Luiz Carlos Cabrera: Nós escolhemos um elenco de estrelas [para um board]. Pusemos todos eles sentados sobre a coordenação de um presidente do conselho e, agora, eles precisam apreender a trabalhar como um time. O que significa que eles precisam ter um intenso nível de colaboração entre eles. E a colaboração tem alguns pré-requisitos. Um deles é que as pessoas precisam comungar os mesmos valores. O segundo, é que o processo tem que ser ético. O terceiro, é que é necessários ficar claro o que é o bem comum. O contrário do bem comum nas empresas é deixar que os interesses pessoais prevaleçam. Ou seja, trabalhar com valores comungados, dentro de um plano ético, dentro da política do bem. O que é a política do bem? É a política da formação de alianças e parcerias. Quando você tem todos esses fatores, você tem o efeito de colaboração, que como a estrutura da palavra aponta, é colaborar numa ação.
IBGC em Foco: Você também defende que é necessário manter a cerimônia entre os colaboradores e os conselheiros. Como isso se daria?
Luiz Carlos Cabrera: Respeito individual. A cerimônia precisa existir entre amigos, entre casais, entre conselheiros. Um conselheiro perde a cerimônia com o outro quando ele cutuca nos pontos que ele sabe que incomoda o outro. Um casal perde a cerimônia quando no meio de uma discussão, ele ou ela diz o que incomoda o outro. Ou seja, rompe o protocolo de cerimônia. Cerimônia não é distância, não é frescura, não é excesso de protocolo. É respeito ao individuo.
IBGC em Foco:Quais devem ser os propósitos de alguém que quer ser conselheiro?

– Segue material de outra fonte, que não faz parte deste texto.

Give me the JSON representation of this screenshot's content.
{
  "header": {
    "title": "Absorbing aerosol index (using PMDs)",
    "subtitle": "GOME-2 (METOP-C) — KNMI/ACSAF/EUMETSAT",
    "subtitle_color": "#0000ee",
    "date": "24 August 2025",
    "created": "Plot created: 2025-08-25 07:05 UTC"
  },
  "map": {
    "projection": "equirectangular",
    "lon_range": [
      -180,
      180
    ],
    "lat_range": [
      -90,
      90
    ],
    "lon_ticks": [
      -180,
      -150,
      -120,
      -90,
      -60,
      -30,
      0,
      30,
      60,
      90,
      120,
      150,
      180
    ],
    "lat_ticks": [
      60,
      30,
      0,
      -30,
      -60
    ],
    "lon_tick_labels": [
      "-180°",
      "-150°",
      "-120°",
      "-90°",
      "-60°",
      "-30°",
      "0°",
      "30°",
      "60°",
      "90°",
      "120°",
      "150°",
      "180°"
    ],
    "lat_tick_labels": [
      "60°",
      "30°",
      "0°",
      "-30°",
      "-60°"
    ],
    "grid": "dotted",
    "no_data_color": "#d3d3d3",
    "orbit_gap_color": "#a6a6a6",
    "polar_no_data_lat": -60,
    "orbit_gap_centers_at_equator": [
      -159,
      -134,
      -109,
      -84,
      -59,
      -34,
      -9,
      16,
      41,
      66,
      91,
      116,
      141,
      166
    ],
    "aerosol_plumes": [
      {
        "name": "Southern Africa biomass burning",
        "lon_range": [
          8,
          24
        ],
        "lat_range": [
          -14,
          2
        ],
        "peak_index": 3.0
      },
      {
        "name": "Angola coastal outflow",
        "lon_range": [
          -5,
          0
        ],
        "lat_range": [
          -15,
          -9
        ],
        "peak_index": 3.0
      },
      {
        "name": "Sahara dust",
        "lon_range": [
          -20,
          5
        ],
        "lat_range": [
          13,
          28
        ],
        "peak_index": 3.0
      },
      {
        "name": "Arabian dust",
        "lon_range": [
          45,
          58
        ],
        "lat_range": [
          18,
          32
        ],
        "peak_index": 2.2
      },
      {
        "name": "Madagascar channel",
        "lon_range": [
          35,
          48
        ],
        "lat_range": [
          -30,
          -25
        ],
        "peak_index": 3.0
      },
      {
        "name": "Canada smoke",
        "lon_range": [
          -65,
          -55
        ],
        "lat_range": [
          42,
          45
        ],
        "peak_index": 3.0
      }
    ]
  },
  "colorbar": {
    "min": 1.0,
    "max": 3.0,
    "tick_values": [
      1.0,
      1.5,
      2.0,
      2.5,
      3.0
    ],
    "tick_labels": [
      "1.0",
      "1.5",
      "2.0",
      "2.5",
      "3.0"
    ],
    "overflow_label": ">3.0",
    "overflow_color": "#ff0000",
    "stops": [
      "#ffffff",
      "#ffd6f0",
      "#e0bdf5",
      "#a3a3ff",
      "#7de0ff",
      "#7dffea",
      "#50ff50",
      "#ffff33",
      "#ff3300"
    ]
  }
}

Luiz Carlos Cabrera: Isso eu não falo nesse módulo do curso, mas no workshop para conselheiros. Mas isso é importante. É preciso que o sujeito tenha a plena noção de qual é a contribuição ao conselho. Por que ele escolheu ser conselheiro? As pessoas dizem que querem ajudar as empresas, "fazer a diferença", deixar um legado. Mas ele precisa ter um propósito claro. Qual desses é o seu propósito? O que pretende fazer como conselheiro? Eu aceito o sujeito que me diga o seguinte: "Eu quero ser conselheiro porque eu não tenho um bom plano de previdência, e não poupei e nessa última fase de carreira eu quero ganhar dinheiro". É o mundo real. Desde que ele coloque isso com clareza. Mas tem um cinismo que impede que as pessoas falem do dinheiro. Já que não quer falar do dinheiro, tem que falar do seu propósito. Qual a contribuição que você traz? O que você põe na mesa que pode ajudar uma empresa? O que você quer deixar como legado? Você quer deixar como legado que você ajudou numa transformação, que ajudou no crescimento, numa revolução, numa evolução? Mas o que eu peço é que as pessoas saibam o que elas estão oferecendo, o que elas estão seguindo. Se não elas entram num esquema "faz tudo", que é terrível.